Five partners from the Europeana Newspapers Project travelled to Munich on June 26th for a workshop at the LIBER 2013 conference – a major gathering for library professionals from around the world. The workshop was attended by 30 people. Through a series of presentations, the participants were introduced to the work of Europeana Newspapers and learned about best-practice techniques related to the refinement and enrichment of digital newspapers.
The workshop was based around three types of activities:
- Presentations of the project’s activities, aimed at sharing best-practice techniques.
- Buzz Groups, where participants could discuss the presentations and write down questions for the panel discussion.
- A panel discussion, where participants had a chance to pose questions to the project’s partners.
Marieke Willems from LIBER opened the workshop with an introduction to Europeana Newspapers and the structure of the workshop.
The survey is now being re-conducted, to allow more libraries to share their experience with newspaper digitisation. Add your voice.
The final workshop speaker was Günter Mühlberger from the University of Innsbruck.
He spoke about the ENMAP metadata profile being used by the project. A public version of this profile will be available in October. Mühlberger said that ENMAP provided a practical solution for coping with different data formats, and that this was important for a project aiming to create and make vast amounts of digital data accessible. He finished his presentation with food for thought on structural metadata: what is a headline, an advertisement, supplement or an opinion section?
The second part of the workshop was moderated by Alastair Dunning. On the panel were two of the speakers – Clemens Neudecker and Stefan Pletschacher – along with Birgit Seiderer (Bavarian State Library) and Tomas Foltyn (National Library of the Czech Republic).
The discussion started with the question: “Do you give the institutions a copy of the re-processed data?”. Neudecker confirmed that this was the case, and added that the workflow of the project also allowed libraries to evaluate old and new results after processing.
Other topics raised during the discussion included:
- Named Entity Recognition (NER) – Challenges were discussed, including historical spelling variations and the occurrence of different spellings between various source materials. The Europeana Newspapers Project is developing NER software (the training data in 4 languages will follow in the second half of 2013) that is freely available here: https://github.com/KBNLresearch/europeananp-ner. The software was build upon the open source technology from Stanford University http://nlp.stanford.edu/software/CRF-NER.shtml and inspired on the work carried out by INL in Leiden during IMPACT, on which you can find more information here: http://www.digitisation.eu/tools/browse/toolbox-for-lexicon-building/named-entities-recognition-tool-nert/. All panellists stated that the extending of NER for other languages would be interesting.

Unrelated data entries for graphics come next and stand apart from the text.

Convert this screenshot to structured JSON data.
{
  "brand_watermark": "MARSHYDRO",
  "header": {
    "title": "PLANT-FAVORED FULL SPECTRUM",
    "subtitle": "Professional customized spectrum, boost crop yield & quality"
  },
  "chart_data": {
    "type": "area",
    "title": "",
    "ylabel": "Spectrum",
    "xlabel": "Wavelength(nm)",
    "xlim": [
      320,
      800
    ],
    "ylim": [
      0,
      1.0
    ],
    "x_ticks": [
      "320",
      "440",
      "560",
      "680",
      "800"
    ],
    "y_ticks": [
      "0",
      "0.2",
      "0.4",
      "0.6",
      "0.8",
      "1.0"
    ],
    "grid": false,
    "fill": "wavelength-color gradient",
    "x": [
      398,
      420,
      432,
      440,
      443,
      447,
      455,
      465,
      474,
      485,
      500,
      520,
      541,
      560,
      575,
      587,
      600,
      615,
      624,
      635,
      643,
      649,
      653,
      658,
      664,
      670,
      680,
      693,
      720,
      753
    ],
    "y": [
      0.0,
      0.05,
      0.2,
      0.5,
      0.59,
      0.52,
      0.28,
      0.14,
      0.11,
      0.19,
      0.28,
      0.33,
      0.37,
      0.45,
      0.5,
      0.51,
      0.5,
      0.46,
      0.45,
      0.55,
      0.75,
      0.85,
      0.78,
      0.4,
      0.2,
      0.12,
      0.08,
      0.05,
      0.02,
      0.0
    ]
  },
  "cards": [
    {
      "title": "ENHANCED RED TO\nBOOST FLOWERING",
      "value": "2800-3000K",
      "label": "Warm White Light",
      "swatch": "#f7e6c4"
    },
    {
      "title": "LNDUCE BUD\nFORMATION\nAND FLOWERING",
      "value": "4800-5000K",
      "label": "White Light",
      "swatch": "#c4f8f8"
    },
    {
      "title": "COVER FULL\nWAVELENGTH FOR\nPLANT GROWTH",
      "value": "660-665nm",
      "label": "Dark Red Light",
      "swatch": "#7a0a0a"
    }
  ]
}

- Crowd Sourcing – Several questions came up concerning crowd sourcing that includes user features. Pletschacher said one study had shown that user-feature systems are often not appealing or user-friendly. Dunning disagreed and mentioned two examples from Australia http://trove.nla.gov.au/general/participating-in-digitised-newspapers-faq/and the UK http://blogs.ucl.ac.uk/transcribe-bentham/ that worked very well. Foltyn spoke about his idea to establish a step-by-step method of correcting errors in digitised content by way of crowd sourcing. The discussion ended with Dunning’s observation that niche sourcing (a more targeted type of crowd sourcing) was also a possibility.
- Metadata and Zoning – Different approaches of defining structural metadata. In the case of newspapers, it was felt that the structure and layout characteristics affected the meaning and perception of the text. These issues were still being discussed and defined.
- User Behaviour – A delegate from Latvia stated that some users were reluctant to consult the digital version of a newspaper. Seiderer said that some researchers needed to consult physical newspapers because they were looking for personal notes, or examining the type of ink and paper used. In other words, they were looking for more than the historical content in the newspaper.
The final question concerned the difficult field of copyright and personal rights for 20th century newspapers. It was noted that the issue of rights is handled very differently across Europe, and that examples from Norway and Switzerland show that newspaper publishers are ready to cooperate with libraries to make more recent content available.
The Europeana Newspapers Project will hold two more workshops, where you can learn more about the work we are doing with digital newspapers.
- “Aggregation and Presentation” at the joint The European Library conference “Improving innovation in Europe” on September 16th in Amsterdam. http://www.eventbrite.nl/org/3891830439?s=14727265
- “European Newspapers and the Digital Agenda for Europe”, on September 29-30th at the British Library in London.